It is hard to come up with a definitive list of places that children should know about at certain ages and stages. The National Curriculum Geography Framework lists some places for children in Key Stages 1 and 2. But each child’s knowledge of places and their location will always be a little random. Their knowledge will depend on who they know, where they have been and the places that you as their teacher select to teach about. To a certain extent this randomness does not matter – what is important is that children have the opportunity to engage with the world as an object of study, as well as a world of experiences. What we mean by this is that all of us experience places. This experience alone does not necessarily help to develop our geographical understanding. It is only when we are helped to make sense of these experiences in relation to some of geography’s big ideas, such as place, location, scale and environment (people and place interactions) that these experiences are useful in terms of developing a person’s capability in geography. Doing this for the children that you teach is your responsibility. Making connections between their experiences and the subject of geography is an essential part of your curriculum making. We would want to encourage you to use the subject to frame, enrich and extend children’s knowledge about the world. When planning always check your lesson against the requirements of the National Curriculum Geography Framework. This will help you to ensure that you are building children’s knowledge in a meaningful way. It will help to reassure you that you are focusing on geography, by thinking carefully about which aspects of the subject to engage the children with at that point in their developing learning maturity. But do not let it limit children’s developing knowledge and understanding.
There are some people who believe that it is possible to develop a definitive list of places that children should know about by a certain age. We feel that this could be potentially restrictive and limiting; it might not include places that are important to certain, indeed many, children and communities. However, it is possible to think about places that almost all children will benefit from knowing and thinking about. Some of these are specified in the Key Stage 1 Geography requirements. These include:
- Teaching about the United Kingdom
- Knowledge about their locality
- Naming and locating the world’s continents and oceans
- Characteristics of the four countries of the United Kingdom (UK)
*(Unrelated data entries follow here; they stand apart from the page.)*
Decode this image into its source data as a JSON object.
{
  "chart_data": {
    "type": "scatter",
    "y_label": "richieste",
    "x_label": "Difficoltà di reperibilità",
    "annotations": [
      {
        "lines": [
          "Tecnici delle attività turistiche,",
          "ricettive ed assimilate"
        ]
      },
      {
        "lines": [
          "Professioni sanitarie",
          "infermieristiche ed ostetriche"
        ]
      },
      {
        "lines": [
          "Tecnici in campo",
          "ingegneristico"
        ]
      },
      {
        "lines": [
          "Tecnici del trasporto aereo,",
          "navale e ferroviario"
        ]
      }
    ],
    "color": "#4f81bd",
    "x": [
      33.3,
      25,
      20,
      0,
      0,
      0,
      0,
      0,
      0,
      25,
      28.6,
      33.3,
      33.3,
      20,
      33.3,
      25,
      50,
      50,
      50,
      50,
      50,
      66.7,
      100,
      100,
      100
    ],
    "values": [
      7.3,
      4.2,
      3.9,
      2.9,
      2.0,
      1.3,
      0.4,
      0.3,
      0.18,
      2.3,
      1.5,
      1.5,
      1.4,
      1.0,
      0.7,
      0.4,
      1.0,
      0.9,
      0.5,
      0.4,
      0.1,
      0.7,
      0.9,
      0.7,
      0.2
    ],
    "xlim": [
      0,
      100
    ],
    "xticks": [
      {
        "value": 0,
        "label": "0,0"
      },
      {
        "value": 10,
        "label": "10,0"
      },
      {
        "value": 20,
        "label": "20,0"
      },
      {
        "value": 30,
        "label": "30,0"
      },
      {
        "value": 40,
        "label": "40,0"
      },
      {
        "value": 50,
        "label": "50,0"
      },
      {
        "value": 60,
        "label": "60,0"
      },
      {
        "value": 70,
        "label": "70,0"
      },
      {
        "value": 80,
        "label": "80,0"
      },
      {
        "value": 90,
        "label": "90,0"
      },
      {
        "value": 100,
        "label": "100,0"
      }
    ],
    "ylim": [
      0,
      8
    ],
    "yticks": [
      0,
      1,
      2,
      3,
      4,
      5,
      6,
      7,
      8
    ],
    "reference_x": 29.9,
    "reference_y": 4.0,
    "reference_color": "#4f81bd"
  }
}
- Capital cities of the UK
- Location of hot and cold areas of the world in relation to the equator and North and South Poles.
Additionally at Key Stage 2 these include:
- Name and locate countries and cities of the United Kingdom, geographical regions….including hills, mountains, cities, rivers.
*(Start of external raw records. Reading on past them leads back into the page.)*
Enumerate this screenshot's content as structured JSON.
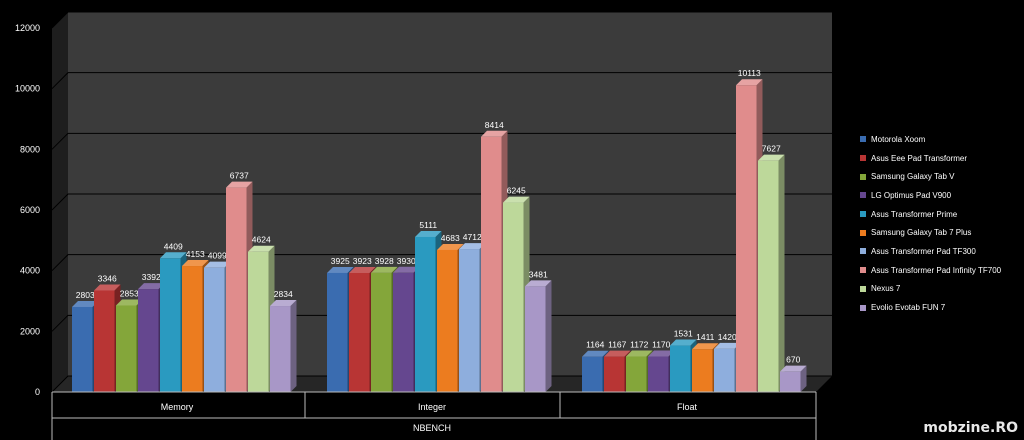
{
  "chart_data": {
    "type": "bar",
    "categories": [
      "Memory",
      "Integer",
      "Float"
    ],
    "xlabel": "NBENCH",
    "ylim": [
      0,
      12000
    ],
    "yticks": [
      0,
      2000,
      4000,
      6000,
      8000,
      10000,
      12000
    ],
    "grid": true,
    "legend_position": "right",
    "series": [
      {
        "name": "Motorola Xoom",
        "color": "#3a6cb0",
        "values": [
          2803,
          3925,
          1164
        ]
      },
      {
        "name": "Asus Eee Pad Transformer",
        "color": "#b83534",
        "values": [
          3346,
          3923,
          1167
        ]
      },
      {
        "name": "Samsung Galaxy Tab V",
        "color": "#84a63a",
        "values": [
          2853,
          3928,
          1172
        ]
      },
      {
        "name": "LG Optimus Pad V900",
        "color": "#65478f",
        "values": [
          3392,
          3930,
          1170
        ]
      },
      {
        "name": "Asus Transformer Prime",
        "color": "#2a9ac0",
        "values": [
          4409,
          5111,
          1531
        ]
      },
      {
        "name": "Samsung Galaxy Tab 7 Plus",
        "color": "#ec7c1f",
        "values": [
          4153,
          4683,
          1411
        ]
      },
      {
        "name": "Asus Transformer Pad TF300",
        "color": "#8eaedd",
        "values": [
          4099,
          4712,
          1420
        ]
      },
      {
        "name": "Asus Transformer Pad Infinity TF700",
        "color": "#e08c8c",
        "values": [
          6737,
          8414,
          10113
        ]
      },
      {
        "name": "Nexus 7",
        "color": "#bdd89a",
        "values": [
          4624,
          6245,
          7627
        ]
      },
      {
        "name": "Evolio Evotab FUN 7",
        "color": "#a897c7",
        "values": [
          2834,
          3481,
          670
        ]
      }
    ]
  },
  "watermark": "mobzine.RO"
}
- Locate the world’s countries (Here, we interpret this to mean that its vital in geography that when you study a country or location that you engage children in becoming familiar with where in the world it is located, rather than simply memorising the location of the world’s countries in a decontextualised manner.)
- The position and significance of latitude and longitude, Equator, Northern Hemisphere, Southern Hemisphere, the Tropics and Cancer and Capricorn, Arctic and Antarctic Circle and time-zones. (A key word for us here is significance – so we would again want to emphasise the context and in relation to time-zones, these would be relevant to a location or topic of enquiry)
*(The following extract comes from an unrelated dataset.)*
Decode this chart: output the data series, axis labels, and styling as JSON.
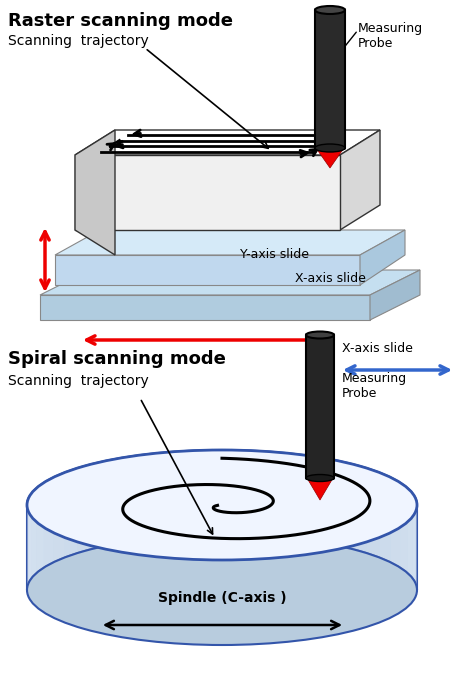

- A region or area of the United Kingdom (different from that at Key Stage 1). (We have discussed what might be the difference between a region and an area. These are contested terms. Regions are often defined by either a political connection (e.g. government region) or a physical feature that is shared across a space (e.g. The Lake District is often referred to as a mountain region within England) We would urge you to think about geographical integrity. What is the purpose to your regional / area enquiry? That will help you identify the locations that you wish to explore with the children, and to make explicit how they are connected across an area or within a region. An example of an area could be an area at risk of flooding, for example, an area within the City of York near to the River Ouse.)
- A region or area in a European Country
- A region or area within North or South America. (This may be an area of the world that you have not previously referred to within your geography curriculum and so we have produced a Europe and The Americas guidance pieces and a discussion piece on interpreting The Americas that might support you in this endeavour.)